Within five minutes, Viv pushed open the burled-walnut door of the House cloakroom. “Here for a pickup,” she had told the security guard. He buzzed her right in. As she stepped into the cloakroom, she was smacked in the face with the steamy smell of hot dogs. Further up on her left, she followed the smell to the small crush of Members and staff crowded in front of a tiny lunch counter, the source of the hot dog smell. Forget cigars and other backroom clichés – on the House side of the Capitol, this was the real cloakroom whiff. And in that one sniff, Viv saw the subtle but inescapable difference: Senators got catered ice preferences; House Members fought for their own hot dogs. The Millionaire Club versus the House of the People.

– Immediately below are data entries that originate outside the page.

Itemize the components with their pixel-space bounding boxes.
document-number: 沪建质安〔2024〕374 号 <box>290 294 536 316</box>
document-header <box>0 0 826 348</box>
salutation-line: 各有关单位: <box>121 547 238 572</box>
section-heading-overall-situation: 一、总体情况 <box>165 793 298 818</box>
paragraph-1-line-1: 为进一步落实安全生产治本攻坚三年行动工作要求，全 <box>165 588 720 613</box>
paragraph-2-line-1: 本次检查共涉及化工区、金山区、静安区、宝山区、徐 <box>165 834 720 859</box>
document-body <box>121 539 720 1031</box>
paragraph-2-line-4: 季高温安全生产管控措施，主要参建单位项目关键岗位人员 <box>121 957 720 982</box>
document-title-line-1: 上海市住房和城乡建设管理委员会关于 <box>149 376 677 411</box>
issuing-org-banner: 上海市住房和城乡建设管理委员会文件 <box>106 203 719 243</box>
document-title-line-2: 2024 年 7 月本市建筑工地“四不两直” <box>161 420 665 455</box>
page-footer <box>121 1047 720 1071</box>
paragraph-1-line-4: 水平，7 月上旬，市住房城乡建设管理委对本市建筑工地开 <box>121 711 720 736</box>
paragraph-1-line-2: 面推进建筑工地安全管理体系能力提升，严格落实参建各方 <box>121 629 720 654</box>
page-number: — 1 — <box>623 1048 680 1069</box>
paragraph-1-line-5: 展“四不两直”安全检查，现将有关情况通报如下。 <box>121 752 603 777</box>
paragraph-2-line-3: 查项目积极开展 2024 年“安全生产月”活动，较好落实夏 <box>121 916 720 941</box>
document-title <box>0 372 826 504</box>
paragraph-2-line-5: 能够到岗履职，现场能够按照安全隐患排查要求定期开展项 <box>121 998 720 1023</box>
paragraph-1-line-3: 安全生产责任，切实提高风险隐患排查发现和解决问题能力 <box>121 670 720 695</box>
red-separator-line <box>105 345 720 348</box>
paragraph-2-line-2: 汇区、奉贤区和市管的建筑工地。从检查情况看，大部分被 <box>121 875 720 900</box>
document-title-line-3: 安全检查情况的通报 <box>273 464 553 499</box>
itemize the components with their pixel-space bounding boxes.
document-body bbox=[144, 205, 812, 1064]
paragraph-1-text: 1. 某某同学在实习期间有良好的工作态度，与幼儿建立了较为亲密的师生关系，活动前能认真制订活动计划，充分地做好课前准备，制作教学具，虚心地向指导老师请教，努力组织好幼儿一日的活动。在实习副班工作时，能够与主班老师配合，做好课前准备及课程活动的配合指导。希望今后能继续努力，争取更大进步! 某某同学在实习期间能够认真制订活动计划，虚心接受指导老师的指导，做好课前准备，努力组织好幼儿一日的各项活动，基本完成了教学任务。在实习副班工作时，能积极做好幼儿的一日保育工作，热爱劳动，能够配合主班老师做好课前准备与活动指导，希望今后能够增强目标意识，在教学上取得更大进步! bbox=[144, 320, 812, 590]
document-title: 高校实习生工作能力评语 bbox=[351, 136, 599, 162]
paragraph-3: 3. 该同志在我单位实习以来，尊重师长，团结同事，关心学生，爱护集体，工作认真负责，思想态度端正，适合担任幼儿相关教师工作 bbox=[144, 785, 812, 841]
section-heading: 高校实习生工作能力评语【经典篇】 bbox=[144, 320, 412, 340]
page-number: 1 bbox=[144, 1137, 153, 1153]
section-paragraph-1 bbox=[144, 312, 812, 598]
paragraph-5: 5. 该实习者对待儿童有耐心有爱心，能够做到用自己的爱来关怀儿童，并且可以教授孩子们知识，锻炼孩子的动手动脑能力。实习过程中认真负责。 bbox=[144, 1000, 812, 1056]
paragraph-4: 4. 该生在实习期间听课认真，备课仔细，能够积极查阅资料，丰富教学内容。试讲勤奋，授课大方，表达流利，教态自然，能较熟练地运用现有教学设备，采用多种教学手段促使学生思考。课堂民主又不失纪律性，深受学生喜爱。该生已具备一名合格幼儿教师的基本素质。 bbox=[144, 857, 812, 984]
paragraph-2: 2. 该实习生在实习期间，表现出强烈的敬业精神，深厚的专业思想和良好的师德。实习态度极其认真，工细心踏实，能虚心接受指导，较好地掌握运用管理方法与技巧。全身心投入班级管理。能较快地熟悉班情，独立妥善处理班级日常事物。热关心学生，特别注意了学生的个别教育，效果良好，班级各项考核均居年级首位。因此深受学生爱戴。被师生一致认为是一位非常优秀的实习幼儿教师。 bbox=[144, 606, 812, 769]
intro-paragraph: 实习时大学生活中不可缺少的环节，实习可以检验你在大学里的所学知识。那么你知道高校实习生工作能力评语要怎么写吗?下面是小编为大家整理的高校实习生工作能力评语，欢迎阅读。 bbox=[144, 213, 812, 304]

One nation, under God.
“Can I help you?” a female voice asked as she made her way out to the House Floor.
Turning around, she saw a petite young woman with frizzy blond hair sitting behind a dark wood desk.
“I’m looking for the page supervisor,” Viv explained.
“I prefer the term sovereign,” the woman quipped just seriously enough to leave Viv wondering if it was a joke. Before she could comment, the phone on the woman’s desk rang, and she pounced for the receiver. “Cloakroom,” she announced. “Yep… room number?… I’ll send one right now…” Waving a single finger in the air, she signaled the pages who sat on the mahogany benches near her desk. A second later, a seventeen-year-old Hispanic boy in gray slacks and a navy sport coat hopped out of his seat.
“Ready to run, A.J.?” the woman asked as the boy gave Viv the once-over. Seeing her suit, he added an almost unnoticeable sneer. Suit instead of sport coat. Even at the page level, it was House versus Senate. “Pickup in Rayburn B-351-C,” the woman added.